As usual, it's all about him. And when I started stepping between him and them, or stepping up to him myself, suddenly I wasn't part of the team anymore. The team, as far as he's concerned, is him, and me going along with him. He's no longer bonded to me, because I'm no longer the girl who did things the way he liked them. I'm the girl who stands up for myself, and my children, because he showed me all those years ago just how disposable I was to him. He didn't value me, so I learned to value myself. We rebuilt, and I'd hoped he and I could forge a life together as two valuable people who had much to bring to the table for each other, and for their children. Seven years after his first (?) infidelity, I learned that while I had plenty to bring to the table, he'd been ordering take-out again. And one of his chief complaints and justifications for doing what he did? "You aren't the same girl I married. I'm last in line around here."

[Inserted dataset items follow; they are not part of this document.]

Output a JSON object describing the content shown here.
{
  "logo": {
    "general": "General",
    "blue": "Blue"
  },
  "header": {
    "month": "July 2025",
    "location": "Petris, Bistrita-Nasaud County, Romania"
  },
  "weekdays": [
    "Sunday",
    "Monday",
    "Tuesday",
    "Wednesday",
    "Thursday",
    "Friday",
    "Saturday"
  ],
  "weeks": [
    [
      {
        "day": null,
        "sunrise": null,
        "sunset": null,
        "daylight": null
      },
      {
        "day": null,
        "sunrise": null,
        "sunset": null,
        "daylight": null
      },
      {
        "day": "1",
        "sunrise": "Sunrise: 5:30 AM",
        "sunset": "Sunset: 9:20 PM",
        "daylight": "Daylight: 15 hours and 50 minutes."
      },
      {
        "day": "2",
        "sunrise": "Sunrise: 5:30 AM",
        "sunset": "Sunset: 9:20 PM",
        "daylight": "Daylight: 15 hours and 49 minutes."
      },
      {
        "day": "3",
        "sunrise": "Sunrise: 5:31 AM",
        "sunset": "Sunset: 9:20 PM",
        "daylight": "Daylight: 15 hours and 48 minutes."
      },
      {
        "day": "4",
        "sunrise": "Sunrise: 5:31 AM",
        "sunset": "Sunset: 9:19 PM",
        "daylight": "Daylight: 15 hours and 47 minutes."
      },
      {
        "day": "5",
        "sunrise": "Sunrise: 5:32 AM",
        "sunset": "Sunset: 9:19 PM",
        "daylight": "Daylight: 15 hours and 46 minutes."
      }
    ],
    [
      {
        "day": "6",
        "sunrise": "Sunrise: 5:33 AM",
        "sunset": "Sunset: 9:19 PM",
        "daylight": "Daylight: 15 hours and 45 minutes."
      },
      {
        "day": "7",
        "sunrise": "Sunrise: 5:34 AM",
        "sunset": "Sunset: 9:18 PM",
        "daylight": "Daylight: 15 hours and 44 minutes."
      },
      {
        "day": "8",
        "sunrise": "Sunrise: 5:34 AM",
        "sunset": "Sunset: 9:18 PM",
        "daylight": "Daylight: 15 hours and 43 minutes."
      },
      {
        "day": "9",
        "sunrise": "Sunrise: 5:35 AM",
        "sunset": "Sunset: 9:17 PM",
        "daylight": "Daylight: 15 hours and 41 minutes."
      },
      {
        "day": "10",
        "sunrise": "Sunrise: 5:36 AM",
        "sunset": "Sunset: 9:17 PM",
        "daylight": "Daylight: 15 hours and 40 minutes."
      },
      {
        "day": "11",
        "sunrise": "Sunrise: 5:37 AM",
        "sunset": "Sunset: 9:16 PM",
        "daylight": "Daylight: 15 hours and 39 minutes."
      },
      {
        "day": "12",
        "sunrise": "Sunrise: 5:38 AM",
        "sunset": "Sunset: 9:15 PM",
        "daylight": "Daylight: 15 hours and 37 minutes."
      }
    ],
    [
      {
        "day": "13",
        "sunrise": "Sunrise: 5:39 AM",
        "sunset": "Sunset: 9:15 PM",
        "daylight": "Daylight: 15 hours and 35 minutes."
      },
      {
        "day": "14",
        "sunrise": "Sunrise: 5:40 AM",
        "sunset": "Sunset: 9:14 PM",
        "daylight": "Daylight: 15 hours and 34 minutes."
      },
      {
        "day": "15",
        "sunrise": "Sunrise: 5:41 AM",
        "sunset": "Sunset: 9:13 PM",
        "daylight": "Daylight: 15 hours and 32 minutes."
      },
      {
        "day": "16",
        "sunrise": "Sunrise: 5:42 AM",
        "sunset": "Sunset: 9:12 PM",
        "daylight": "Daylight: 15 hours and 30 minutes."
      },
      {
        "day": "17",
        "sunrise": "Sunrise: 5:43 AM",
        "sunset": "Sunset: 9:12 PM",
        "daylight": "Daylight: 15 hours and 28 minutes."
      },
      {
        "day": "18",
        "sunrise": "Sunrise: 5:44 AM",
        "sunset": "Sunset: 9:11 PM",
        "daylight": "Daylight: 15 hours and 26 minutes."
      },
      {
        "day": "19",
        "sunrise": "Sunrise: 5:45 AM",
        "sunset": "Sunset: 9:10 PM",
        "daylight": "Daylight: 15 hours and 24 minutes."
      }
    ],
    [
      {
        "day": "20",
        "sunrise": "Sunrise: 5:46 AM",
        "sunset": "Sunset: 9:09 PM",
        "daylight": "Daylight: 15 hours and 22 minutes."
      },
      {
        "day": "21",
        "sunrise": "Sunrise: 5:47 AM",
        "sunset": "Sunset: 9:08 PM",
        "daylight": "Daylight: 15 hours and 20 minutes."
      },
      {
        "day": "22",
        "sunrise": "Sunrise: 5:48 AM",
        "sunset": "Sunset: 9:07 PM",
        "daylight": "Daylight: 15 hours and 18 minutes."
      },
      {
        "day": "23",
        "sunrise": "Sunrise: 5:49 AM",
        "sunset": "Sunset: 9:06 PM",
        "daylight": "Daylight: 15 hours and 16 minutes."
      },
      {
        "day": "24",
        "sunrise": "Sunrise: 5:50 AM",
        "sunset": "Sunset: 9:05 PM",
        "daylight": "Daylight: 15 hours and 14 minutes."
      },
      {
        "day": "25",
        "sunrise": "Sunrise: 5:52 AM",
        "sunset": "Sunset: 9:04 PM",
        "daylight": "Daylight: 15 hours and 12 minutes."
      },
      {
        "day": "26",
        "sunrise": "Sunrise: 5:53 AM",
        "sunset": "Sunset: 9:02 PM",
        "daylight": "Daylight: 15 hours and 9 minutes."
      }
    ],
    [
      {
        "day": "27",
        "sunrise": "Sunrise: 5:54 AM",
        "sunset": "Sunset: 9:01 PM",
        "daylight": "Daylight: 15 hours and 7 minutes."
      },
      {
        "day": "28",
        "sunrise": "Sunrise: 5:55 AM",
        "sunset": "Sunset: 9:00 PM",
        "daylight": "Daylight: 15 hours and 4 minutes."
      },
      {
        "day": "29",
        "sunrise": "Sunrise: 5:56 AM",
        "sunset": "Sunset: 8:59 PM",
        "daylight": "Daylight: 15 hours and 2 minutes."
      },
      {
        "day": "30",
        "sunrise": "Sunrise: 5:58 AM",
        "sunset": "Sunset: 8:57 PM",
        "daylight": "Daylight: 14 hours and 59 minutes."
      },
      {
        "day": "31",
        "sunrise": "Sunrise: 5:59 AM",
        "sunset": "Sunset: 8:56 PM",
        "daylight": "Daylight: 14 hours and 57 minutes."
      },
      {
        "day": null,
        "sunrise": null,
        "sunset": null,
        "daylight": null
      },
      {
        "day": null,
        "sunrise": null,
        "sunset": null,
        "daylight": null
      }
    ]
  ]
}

No, I'm not the same girl he married, and thank God for that. It would have destroyed me to go on being that girl. And as for being last in line - no, he can't claim that honor. Unfortunately, I still have too much of my Mother in me. I still bit my tongue and rearranged plans and gave up on dreams on many occasions, just to keep the peace. And it was, and IS exhausting. Draining. Soul-eating.
No more.
He may have a cheating gene, but I find that far from an excuse, if true. Your choices define you, and the lives of those around you. Until you grasp that, work with that, live that, you're doomed to repeat your mistakes.
He can just go try and bond with his Thing Woman. Good luck to her - I hope she has what it takes to play on his team. I'm just spiteful enough that I'm really happy to wish her a whole life lived just that way.